Most GFP-based techniques fuse either fragments of genomic libraries or individual clones from cDNA libraries to the coding sequence of GFP, then express the fusions in cells or tissues and determine their subcellular localizations by microscopic inspection. Subsequently, the respective cDNAs or genes are rescued from the cells or tissues, cloned and sequenced. Such strategies have already been conducted on a genome-wide scale in yeast [5
] and have identified the localization of so-far uncharacterized proteins, or fragments thereof. The GFP-tagged proteins can be immediately followed in living cells by time-lapse microscopy to determine their cellular dynamics, which adds a further level of information to such screens. At least 50% of the cDNAs isolated in this way are already known and well characterized, however [6
]. Furthermore, the same cDNA clones are isolated several-fold in one screen, as the primary criterion for selection is simply localization [5
]. These aspects are major disadvantages of such morphological screens and make them inefficient. For example, in an attempt to isolate novel nuclear-envelope proteins, 550,000 starting cDNA clones were required to identify 27 clones localizing to this compartment, of which only two proved to be novel [9
When tagging cDNA libraries with GFP, consideration must also be given to the effect of the reporter on masking targeting signals contained within the expressed proteins. Amino-terminal fusions of GFP to target proteins potentially block signal sequences associated with import into mitochondria or the endoplasmic reticulum, for example. Conversely, when using either random DNA fragments or even non-full-length cDNAs (of which there are significant numbers in cDNA libraries), the expressed proteins may appear to clearly localize, but the recorded localization may be aberrant, resulting simply from exposing a peptide sequence normally hidden in the full-length protein. This was clearly demonstrated in the 'motif-trap method' by which a large number of cryptic mitochondrial targeting signals were isolated - many corresponding to sequences derived from non-coding genomic DNA [10
]. In an attempt to circumvent the problem of hidden amino-terminal targeting sequences, in one study [11
] cDNAs were cloned from a library containing cDNA fragments upstream of GFP, and a retrovirus-mediated expression system was used to determine the cellular localizations of the encoded fusion products. Although this expression system is highly effective, the authors themselves concede that none of their cDNAs was full-length, and that the interpretation of the localization results is dependent upon the targeting sequences being present in the partial cDNA [11
]. Thus, strategies using GFP tagging of whole cDNA or genomic libraries generate significant amounts of redundant or inaccurate data, all of which are time-consuming, and therefore expensive, to eliminate.

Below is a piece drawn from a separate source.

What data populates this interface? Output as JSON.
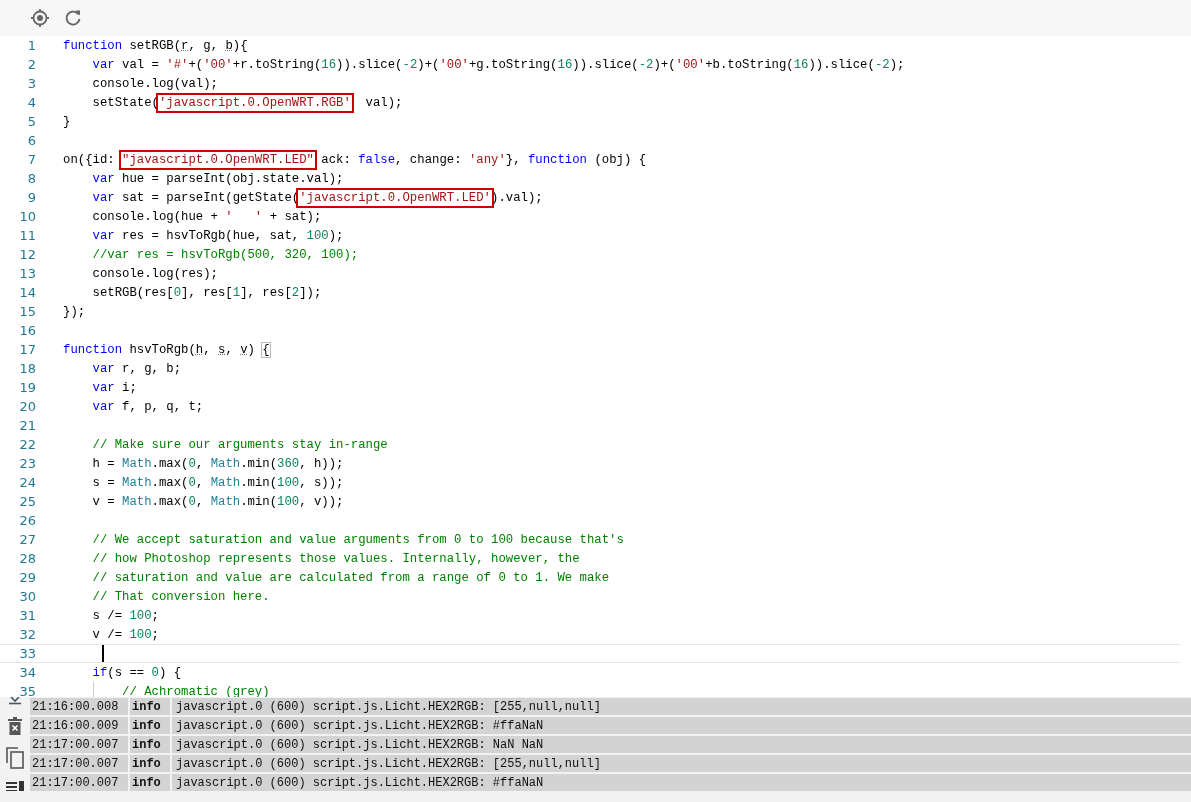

Methods are therefore now being devised to focus more rapidly specifically on those localizations of interest. For example, one possibility is first to isolate GFP-positive cells from the non-fluorescent cells using fluorescence-activated cell sorting (FACS), which is able to sort thousands of GFP-expressing cells within minutes into individual wells of multiwell plates, and subsequently to clone them. In this way only GFP-expressing cells have to be examined microscopically, which increases the speed of analysis. An improved variant of such an approach was described recently [7
] with the aim of identifying proteins localizing to the nucleus. Pichon and co-workers first mildly permeabilized intact cells with detergent, in order to remove cytosolic but not nuclear GFP-fusion proteins, and then sorted the remaining GFP-positive cells using FACS. This resulted in a 70-fold enrichment of cells expressing GFP-fusion proteins in the nucleus compared to cultures that had not been treated and sorted.
Clearly, tagging sequenced full-length cDNAs on an individual basis retains the advantages but overcomes many drawbacks of the approaches described above [12
]. One advantage is the availability of a large clone resource from genome projects, the cDNA sequences of which can be prescreened for already-known genes or species variants, so that only novel cDNAs need to be GFP-tagged and screened. In addition, different versions of full-length GFP fusions - tagged at either the amino or the carboxyl terminus - can be generated and compared, helping to circumvent the risk of masking targeting sequences. Indeed, as expected, often only one version of a GFP-tagged protein shows proper subcellular localization [13
]. Although the tagging of full-length cDNAs is a relatively low-throughput process and is reliant upon the identification of novel cDNAs by other means such as systematic sequencing [14
], it has a further clear advantage that no additional cloning is required once an interesting localization has been identified. Tagging of full-length cDNAs suffered until recently from the problem that conventional restriction-enzyme-based cloning had to be used, which is tedious and virtually impossible to do for any large set of molecules [12
]. To overcome this problem, we have recently devised a method that uses a recombination-based cloning system to systematically tag with GFP open reading frames of full-length cDNAs that have been identified and sequenced by large-scale genome projects [13
]. The whole procedure is amenable to automation, and other characterization studies (for example, mutagenesis, protein dynamics and identification of interacting partners) can follow the localization screen immediately without further generation of new reagents or lengthy cloning procedures to identify the full-length cDNAs.